Economies need to be managed for the turn after the coming one.
Expenses can't be reduced for the coming turn. Any troops or characters lost or retired still require maintenance, so they need to be managed in advance. For example, if you have a total upkeep of 40,000 gold, and your results suggest that next turn you will only have 10,000 gold, you have to do something about it this turn. If necessary, ask another player in your team to send you gold.
Fortifications and harbours are paid for before they are removed or reduced during a turn.
Gold transfers from allies arrive at the end of the turn, so must also be completed a turn in advance.
These are the highest rates with an (average) stable loyalty or likely to result in a small loyalty gain.
A character with 50 command rank has a fair chance of raising taxes to 60%. A character with 40 command rank may succeed.
When taxes go up, population centres suffer an initial loyalty reduction. Those that drop to 15% or below may degrade, so raise your taxes early so that camps you then place do not suffer this loyalty reduction.
Your projected income equals tax revenue plus your population centre’s gold production from mines.
Gold production from mines is only affected by seasons: it is unaffected by tax rates or upgrades in population size. So doubling your taxes won’t double your gold income from population centre mines.
You can sell products to cover your expenses, but remember that any population centre under siege won’t sell its products, or provide tax revenue.
Camps are a source of revenue, through products and gold mine revenue.
The total number of population centres is limited, so once your emissaries are strong enough, start building camps.
You’ll know the limit has been reached when your emissaries who fail to create a camp are no longer told that “continued efforts may succeed.”
Camps with loyalty of 15 or less have a chance of being lost, and loyalty can change slightly each turn.

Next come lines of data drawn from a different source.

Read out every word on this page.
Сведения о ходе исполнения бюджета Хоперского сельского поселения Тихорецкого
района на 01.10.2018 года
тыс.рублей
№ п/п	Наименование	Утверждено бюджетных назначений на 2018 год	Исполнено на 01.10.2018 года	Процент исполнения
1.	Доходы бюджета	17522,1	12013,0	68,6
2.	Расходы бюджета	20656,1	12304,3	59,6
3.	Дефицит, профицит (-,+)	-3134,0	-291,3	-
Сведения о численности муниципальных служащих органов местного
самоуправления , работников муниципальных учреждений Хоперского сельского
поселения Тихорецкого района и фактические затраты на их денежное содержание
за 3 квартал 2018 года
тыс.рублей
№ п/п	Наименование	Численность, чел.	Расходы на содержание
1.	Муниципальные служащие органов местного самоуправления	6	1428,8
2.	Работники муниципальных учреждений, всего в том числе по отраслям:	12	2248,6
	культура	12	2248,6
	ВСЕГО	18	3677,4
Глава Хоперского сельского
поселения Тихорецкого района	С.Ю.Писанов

Since the loyalty of new camps is equal to half the emissary skill of the character who creates them, it makes sense to create camps with characters who have an emissary skill in the high 30s or greater.
If your emissaries do not have sufficient emissary skill, use the 520 – InfYour order to increase their skill level.
Upgrade your camps to villages once the population centre limit has been reached.
Camps produce no tax revenue (though they may mine gold), but villages do. Upgrading to a village provides the same additional income as any other upgrade (975 at 39% taxes or 1500 at 60%), and they are the least expensive to do.
Villages also continue to produce well.
Camp to village upgrades only succeed when the population centre loyalty plus the character’s emissary rank is around 75 or greater.
Issue Nation Sell to Caravan orders (order 325) at your capital each turn.
The market will accept, very approximately, about 20,000 gold’s worth of product from each player in a turn. Make sure you sell as close to this amount as possible each turn.